In the early part of the 20th century, with recording technology, that African American music that had developed took the world by storm. As opposed to European traditional music, Blues, Jazz, and then Rhythm and Blues music had a new means of danceability, and, being. It gave a means of human joy that was so powerful that it had held through bad times and had been passed on as the important way to survive. It loosened the whole country up, and brought a new musical delight to the world. Without blues, and jazz, up from New Orleans, rock music would have never happened. European music never had that kind of hip-shake.
I’m always amazed by that; that the African music kept on through the worst shit imaginable that human beings have ever had to go through, and then gave us the gift of music we all hear now, and share, in many permutations.
No words for that kind of action, but so glad it happened thatta way for my own earbones.
That is very true. That said, all the real darkies listened to Bauhaus while the posers listened to The Cure . I might be wrong on this but I think The Cure was instrumental in mixing the campy and the dark for future generations. Then came Love and Rockets (and The Bubblemen!) and really pee’ed on the wall between dark and campy, but that’s a different story.
The OP is “most influential music OF ALL TIME.” The Replacements? Really? Of all time? The question isn’t “Who is your favorite?” or “Most influential of your lifetime” (and even for the latter, it ain’t the Replacements).
I think this question is unanswerable and kind of silly but has to be some unnamed protohuman who banged something onto something else in a steady rhythm. Maybe also the guy who grunted out some sort of sound with his mouth in time to that. Everything after that was gravy.
CJJ*: I guess I’m one of the few ‘casual fans’ of the Velvet Underground. The moment I saw them mentioned “I’m Set Free” started playing in my head, yet I have no musical talent or ambitions and I’ve never been seriously moved to pick up a guitar, marimba, oboe, or harpsichord and react to anything they did on any of the albums they own.
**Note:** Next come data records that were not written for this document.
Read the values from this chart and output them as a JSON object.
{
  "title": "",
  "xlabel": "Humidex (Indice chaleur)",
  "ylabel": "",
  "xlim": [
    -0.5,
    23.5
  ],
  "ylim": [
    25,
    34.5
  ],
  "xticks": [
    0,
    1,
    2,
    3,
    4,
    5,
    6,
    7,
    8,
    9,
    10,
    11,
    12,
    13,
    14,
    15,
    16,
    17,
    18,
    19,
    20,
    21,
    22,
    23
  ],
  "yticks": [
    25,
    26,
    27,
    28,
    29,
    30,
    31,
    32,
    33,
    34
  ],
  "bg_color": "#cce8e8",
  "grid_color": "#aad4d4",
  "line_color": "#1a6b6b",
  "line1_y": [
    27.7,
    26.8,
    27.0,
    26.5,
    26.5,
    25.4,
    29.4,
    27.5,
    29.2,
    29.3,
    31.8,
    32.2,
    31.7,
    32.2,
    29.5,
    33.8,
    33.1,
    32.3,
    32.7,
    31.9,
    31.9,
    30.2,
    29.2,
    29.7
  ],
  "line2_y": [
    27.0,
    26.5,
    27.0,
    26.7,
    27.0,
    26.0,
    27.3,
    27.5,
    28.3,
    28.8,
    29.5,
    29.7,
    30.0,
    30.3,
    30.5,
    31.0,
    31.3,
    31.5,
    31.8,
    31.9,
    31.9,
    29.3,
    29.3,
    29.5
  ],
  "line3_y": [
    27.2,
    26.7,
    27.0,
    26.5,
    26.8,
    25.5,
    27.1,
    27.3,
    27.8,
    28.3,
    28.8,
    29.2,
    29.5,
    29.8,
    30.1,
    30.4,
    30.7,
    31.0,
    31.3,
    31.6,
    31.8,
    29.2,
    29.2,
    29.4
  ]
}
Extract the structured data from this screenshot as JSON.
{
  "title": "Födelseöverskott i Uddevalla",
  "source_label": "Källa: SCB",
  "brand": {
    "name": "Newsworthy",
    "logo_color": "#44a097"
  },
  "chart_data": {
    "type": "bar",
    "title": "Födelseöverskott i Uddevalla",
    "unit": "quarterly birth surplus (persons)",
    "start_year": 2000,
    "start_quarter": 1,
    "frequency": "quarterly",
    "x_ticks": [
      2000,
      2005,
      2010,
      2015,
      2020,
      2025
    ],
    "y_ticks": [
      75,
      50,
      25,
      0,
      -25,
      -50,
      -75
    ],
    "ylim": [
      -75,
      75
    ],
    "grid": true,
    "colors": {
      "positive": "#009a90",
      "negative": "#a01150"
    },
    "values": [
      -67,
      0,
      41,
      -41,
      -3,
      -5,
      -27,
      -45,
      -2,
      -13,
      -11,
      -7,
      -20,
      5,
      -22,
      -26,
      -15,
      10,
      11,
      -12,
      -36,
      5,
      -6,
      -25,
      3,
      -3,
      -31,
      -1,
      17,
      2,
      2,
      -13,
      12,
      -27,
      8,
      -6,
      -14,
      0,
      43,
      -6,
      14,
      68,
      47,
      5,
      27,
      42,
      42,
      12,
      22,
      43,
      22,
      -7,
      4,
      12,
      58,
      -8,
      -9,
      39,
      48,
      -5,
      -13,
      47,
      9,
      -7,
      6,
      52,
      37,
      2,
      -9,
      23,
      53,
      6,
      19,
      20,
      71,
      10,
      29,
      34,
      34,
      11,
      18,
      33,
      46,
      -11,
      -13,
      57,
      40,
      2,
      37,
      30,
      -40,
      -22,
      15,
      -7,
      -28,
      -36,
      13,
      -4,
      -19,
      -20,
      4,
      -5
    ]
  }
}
Note that influential doesn’t mean good. Lots of influential music is pretty well unlistenable to most people, the VU being a prime example. Hell, even I admit they get fairly pretentious and can really drag along. The Sex Pistols are a much better example of influential ≠ good. Nobody can deny their influence, but, well, to buy their album is to know what it feels like to be cheated.
The New York Dolls haven’t been mentioned yet so I’ll do the honors: Ugly guys in drag from New York (What’re the odds!?) invent punk except they don’t, they just blast through high-energy pop music without a whole hell of a lot of technical skill. One of them grew up to become Buster Poindexter and had a completely inane hit that got morons on the dance floor in droves called “Hot Hot Hot”.